CEO Danny Brown said the firm will maintain “substantial operational and financial flexibility to moderate activity and maintain an efficient returns focused program with strong free cash generation.
Chord has one of the lowest base decline rates of its peers, Brown said, and no material drilling obligations on its acreage, which is largely held by production. The firm is reducing its activity from five rigs and two frac crews to four rigs and one frac crew. Both original and current guidance reflects the return of the second frac crew during the fourth quarter.
“This allows us to monitor the macro environment at a lower activity pace and gives us the option to either bring back this second frac crew or just keep one frac spread through the end of ’25 and into 2026,” he said.
The company is also cutting its full-year capital spending plan by $30 million, Brown said. The reduction reflects program efficiencies “and does not currently contemplate any reductions to activity until the third quarter to make the final call.”
Occidental Petroleum
At Occidental Petroleum, CEO Vicki Hollub said the company’s cash flow priorities aim to position Oxy for long-term success.
“Debt reduction remains a key focus, and we are committed to strengthening our financial position to support a more meaningful return of capital to common shareholders across the commodity cycles,” Hollub told investors during a conference call.

Year-to-date, Oxy has retired $2.3 billion in debt; during the last 10 months, the company has repaid a total of $6.8 billion.
“All 2025 maturities have been retired, providing us with a more comfortable runway over the next 14 months,” she said.
Hollub also noted the improvements generated by enhanced well designs and execution. In the Permian, Oxy has seen a 15% improvement in drilling duration from last year, which has reduced costs more than 10%, Hollub said.
The efficiency allowed Oxy to drop two rigs from its Delaware drilling program this year, while planning to bring more wells online with slightly increased production. The reduction, in conjunction with timing optimizations across Oxy’s portfolio, have allowed the company to reduce capex for the year by $200 million.
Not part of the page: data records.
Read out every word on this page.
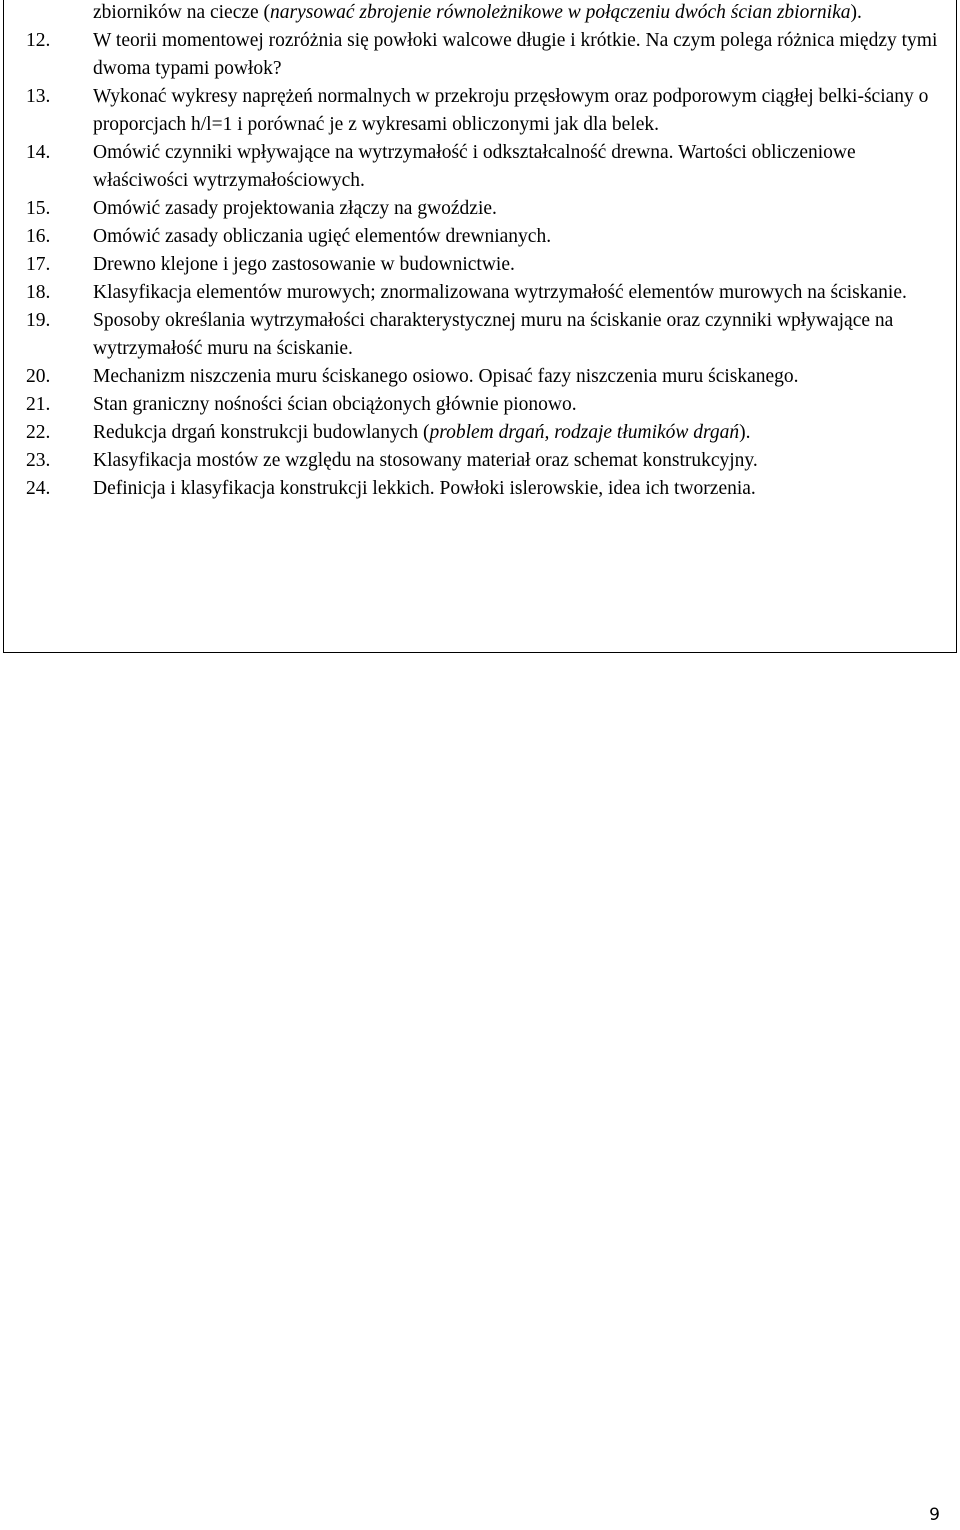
zbiorników na ciecze (narysować zbrojenie równoleżnikowe w połączeniu dwóch ścian zbiornika).
12. W teorii momentowej rozróżnia się powłoki walcowe długie i krótkie. Na czym polega różnica między tymi dwoma typami powłok?
13. Wykonać wykresy naprężeń normalnych w przekroju przęsłowym oraz podporowym ciągłej belki-ściany o proporcjach h/l=1 i porównać je z wykresami obliczonymi jak dla belek.
14. Omówić czynniki wpływające na wytrzymałość i odkształcalność drewna. Wartości obliczeniowe właściwości wytrzymałościowych.
15. Omówić zasady projektowania złączy na gwoździe.
16. Omówić zasady obliczania ugięć elementów drewnianych.
17. Drewno klejone i jego zastosowanie w budownictwie.
18. Klasyfikacja elementów murowych; znormalizowana wytrzymałość elementów murowych na ściskanie.
19. Sposoby określania wytrzymałości charakterystycznej muru na ściskanie oraz czynniki wpływające na wytrzymałość muru na ściskanie.
20. Mechanizm niszczenia muru ściskanego osiowo. Opisać fazy niszczenia muru ściskanego.
21. Stan graniczny nośności ścian obciążonych głównie pionowo.
22. Redukcja drgań konstrukcji budowlanych (problem drgań, rodzaje tłumików drgań).
23. Klasyfikacja mostów ze względu na stosowany materiał oraz schemat konstrukcyjny.
24. Definicja i klasyfikacja konstrukcji lekkich. Powłoki islerowskie, idea ich tworzenia.
9
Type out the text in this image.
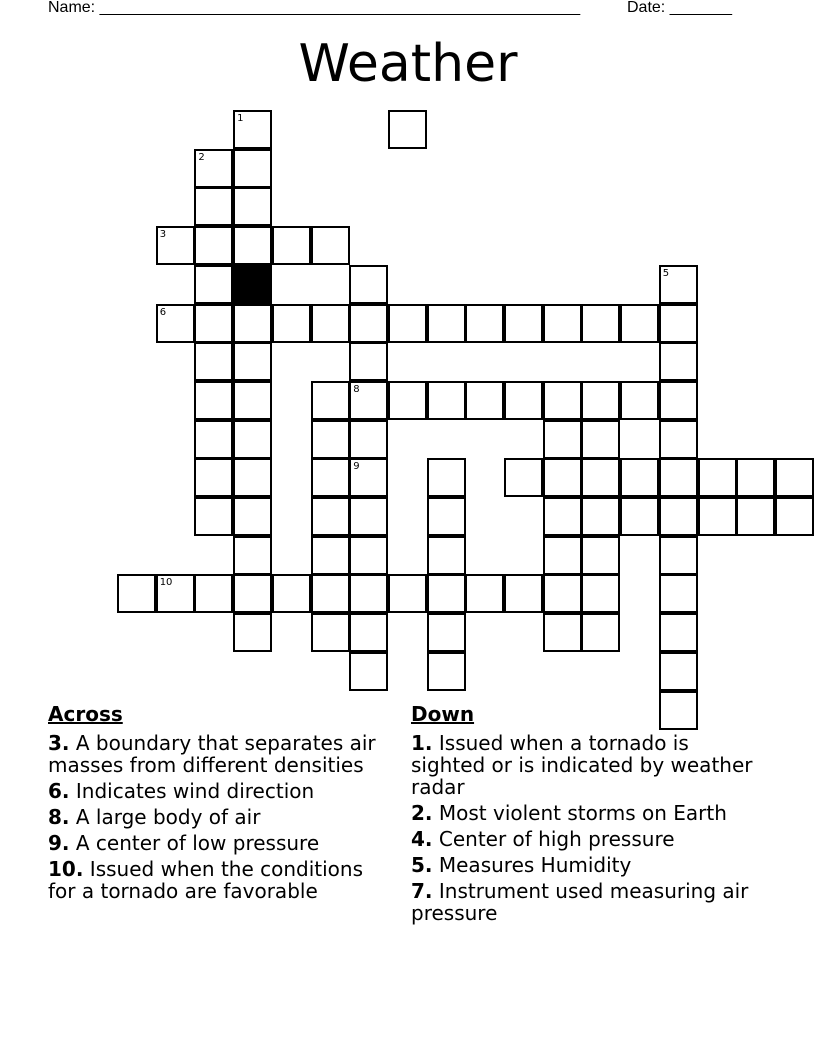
Name: ______________________________________________________	Date: _______
Weather
1
2
3
6
8
9
10
5
Across
3. A boundary that separates air masses from different densities
6. Indicates wind direction
8. A large body of air
9. A center of low pressure
10. Issued when the conditions for a tornado are favorable
Down
1. Issued when a tornado is sighted or is indicated by weather radar
2. Most violent storms on Earth
4. Center of high pressure
5. Measures Humidity
7. Instrument used measuring air pressure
“We are closely monitoring the evolving macro backdrop and remain ready to take additional action if needed. We believe the diversity of our portfolio and flexibility of our development programs position us well to respond quickly to changing conditions,” Hollub said. “If commodity prices weaken meaningfully, we are prepared to scale back activity and manage cost prudently, preserving value through the cycle just as we did in 2020.”